Category Archives: Computers

Actors/monads need stderr

I’ve been watching a number of videos about monads. They’re trendy right now. Essentially, monads are a system for safely chaining commands together. If you’ve used JQuery, you’ve used Monads. People talk a lot about the “actor model”: chaining commands together, where each command is run on a service provider, often on a different computer. In other words, distributed monads.

What people don’t seem to realize is the grandfather of all monadic systems outside the ivory tower is Unix. The pipeline that Unix users love is a system for safely chaining commands together, i.e. monads. And as the saying goes: “those who fail to learn from Unix are doomed to re-implement it poorly.”

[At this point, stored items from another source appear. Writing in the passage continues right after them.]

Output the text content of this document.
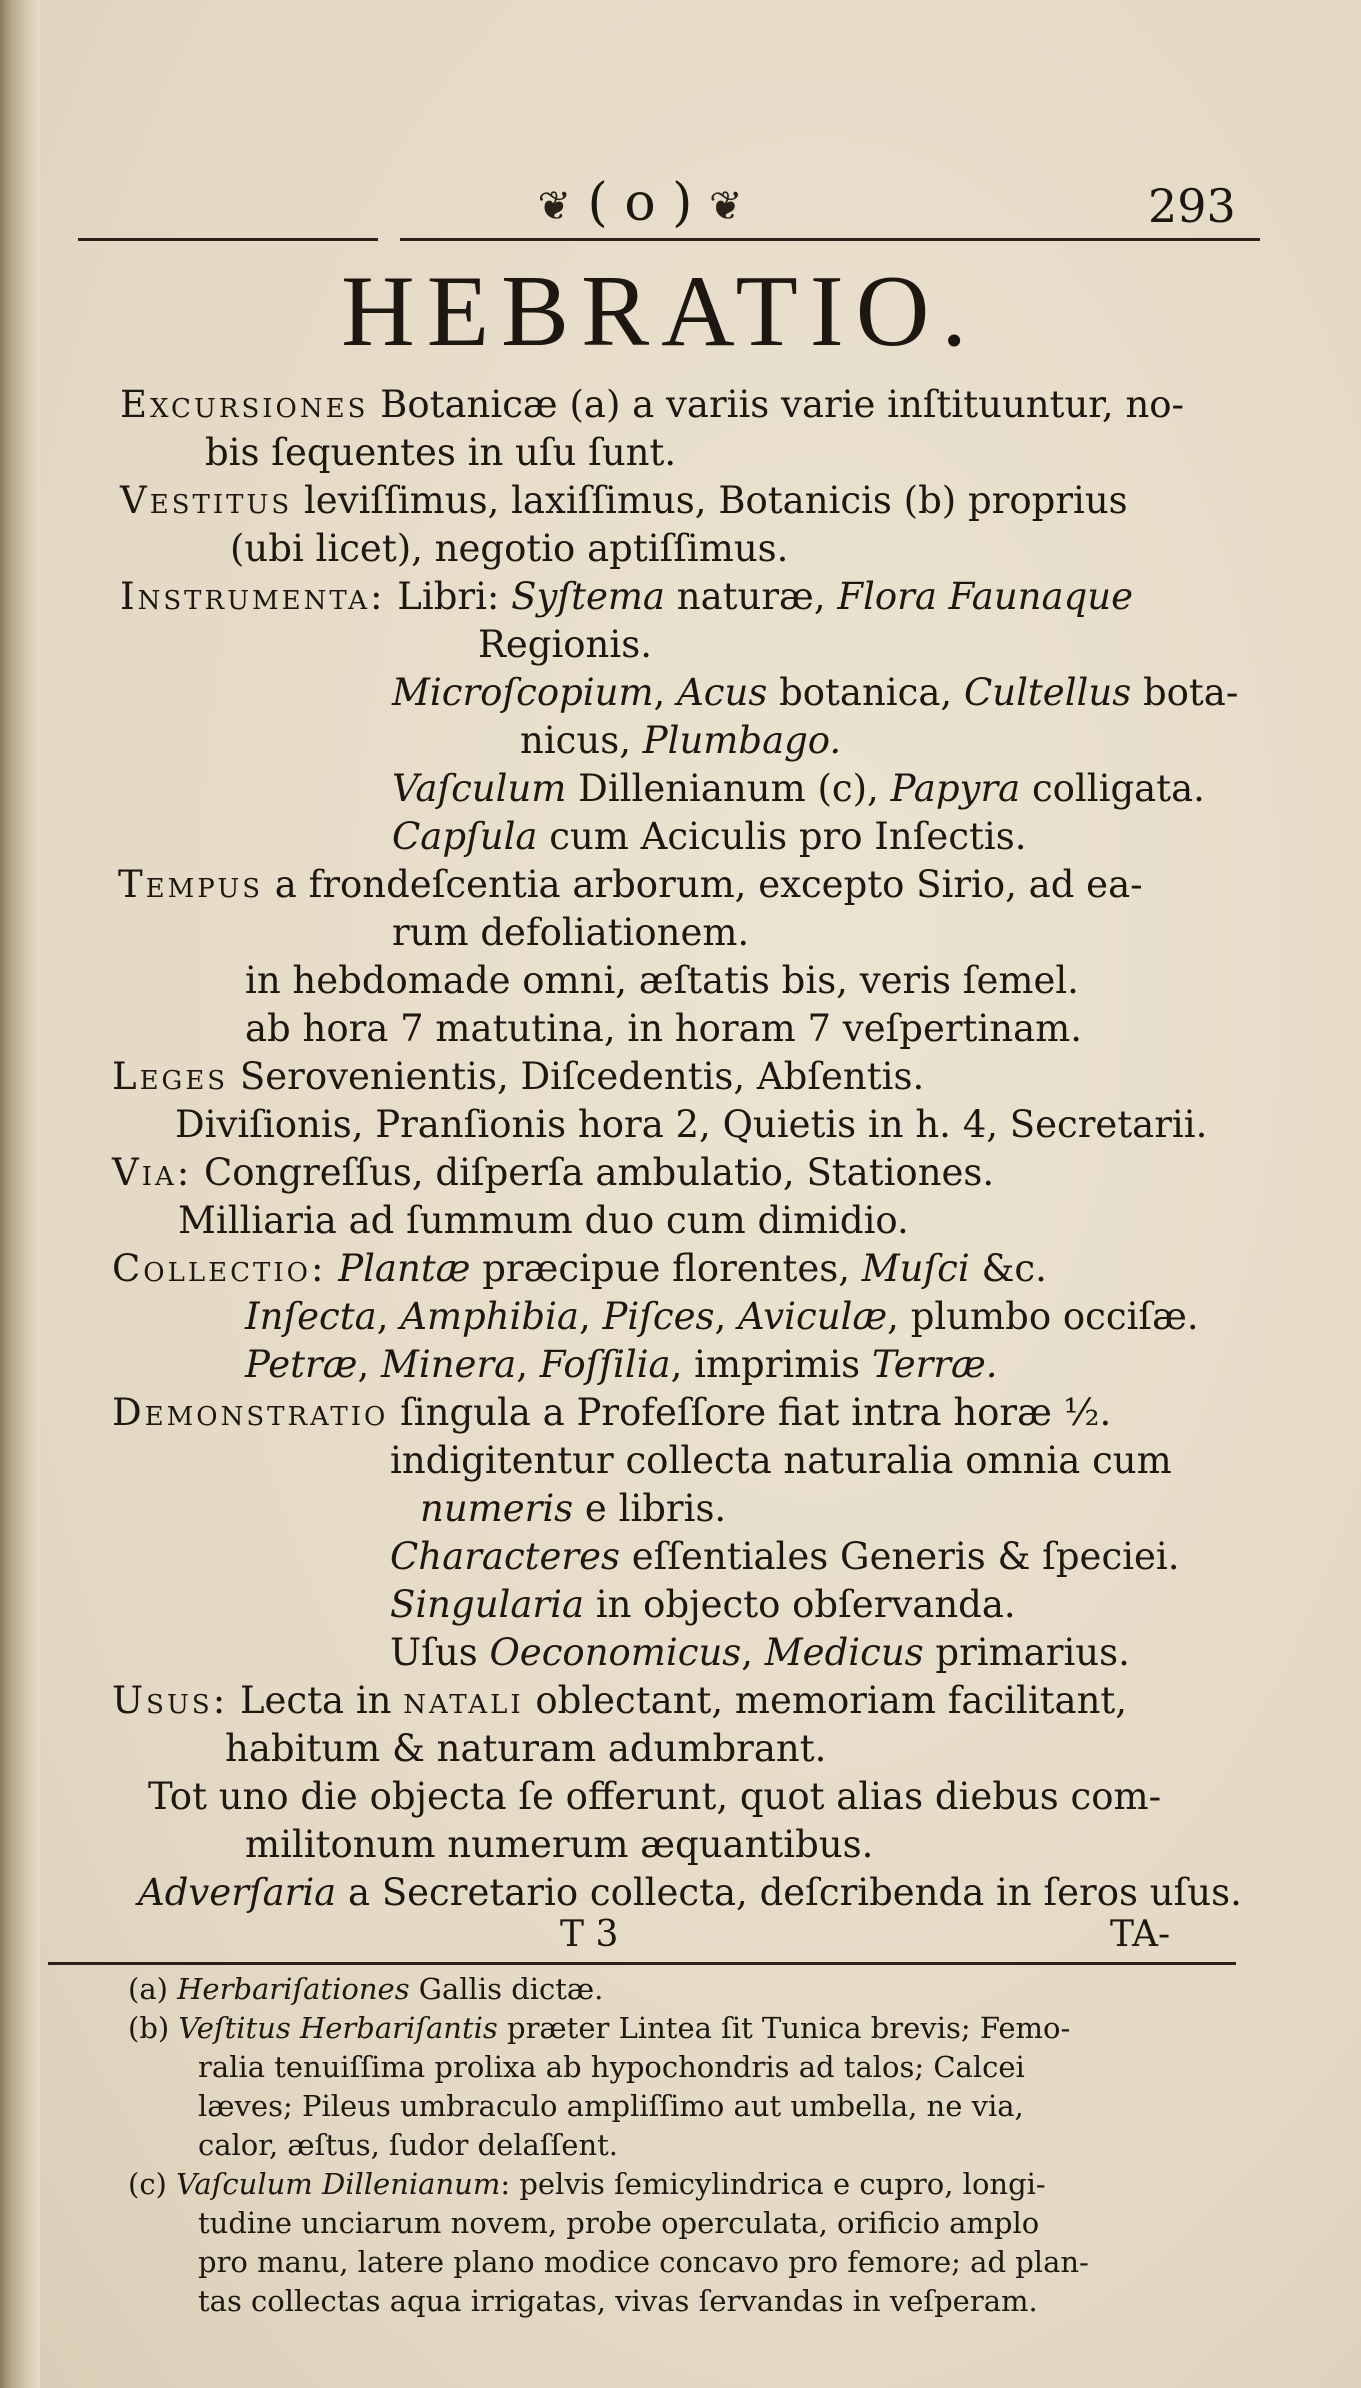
❦ ( o ) ❦	293
HEBRATIO.
Excursiones Botanicæ (a) a variis varie inſtituuntur, no-
bis ſequentes in uſu ſunt.
Vestitus leviſſimus, laxiſſimus, Botanicis (b) proprius
(ubi licet), negotio aptiſſimus.
Instrumenta: Libri: Syſtema naturæ, Flora Faunaque
Regionis.
Microſcopium, Acus botanica, Cultellus bota-
nicus, Plumbago.
Vaſculum Dillenianum (c), Papyra colligata.
Capſula cum Aciculis pro Inſectis.
Tempus a frondeſcentia arborum, excepto Sirio, ad ea-
rum defoliationem.
in hebdomade omni, æſtatis bis, veris ſemel.
ab hora 7 matutina, in horam 7 veſpertinam.
Leges Serovenientis, Diſcedentis, Abſentis.
Diviſionis, Pranſionis hora 2, Quietis in h. 4, Secretarii.
Via: Congreſſus, diſperſa ambulatio, Stationes.
Milliaria ad ſummum duo cum dimidio.
Collectio: Plantæ præcipue florentes, Muſci &c.
Inſecta, Amphibia, Piſces, Aviculæ, plumbo occiſæ.
Petræ, Minera, Foſſilia, imprimis Terræ.
Demonstratio ſingula a Profeſſore fiat intra horæ ½.
indigitentur collecta naturalia omnia cum
numeris e libris.
Characteres eſſentiales Generis & ſpeciei.
Singularia in objecto obſervanda.
Uſus Oeconomicus, Medicus primarius.
Usus: Lecta in natali oblectant, memoriam facilitant,
habitum & naturam adumbrant.
Tot uno die objecta ſe offerunt, quot alias diebus com-
militonum numerum æquantibus.
Adverſaria a Secretario collecta, deſcribenda in ſeros uſus.
T 3	TA-
(a) Herbariſationes Gallis dictæ.
(b) Veſtitus Herbariſantis præter Lintea ſit Tunica brevis; Femo-
ralia tenuiſſima prolixa ab hypochondris ad talos; Calcei
læves; Pileus umbraculo ampliſſimo aut umbella, ne via,
calor, æſtus, ſudor delaſſent.
(c) Vaſculum Dillenianum: pelvis ſemicylindrica e cupro, longi-
tudine unciarum novem, probe operculata, orificio amplo
pro manu, latere plano modice concavo pro femore; ad plan-
tas collectas aqua irrigatas, vivas ſervandas in veſperam.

So what does Unix have that actors don’t? A system for debugging. Namely an out-of-band logging channel known as “standard error”, or “stderr”.

Why is this important? At the end of this video, the presenter is asked for advice on debugging actors, since when something goes wrong across multiple computers it can be hideous to follow the chain of events that went wrong. I’ve seen this myself. The presenter’s response is simply that actors/monads are easier to debug than threads. That’s like saying that keeping pools of gasoline in your basement next to the furnace is safer than storing a nuclear bomb. Not helpful.

So here’s my plea: anyone who does functional programming should include a “stderr” in their monads.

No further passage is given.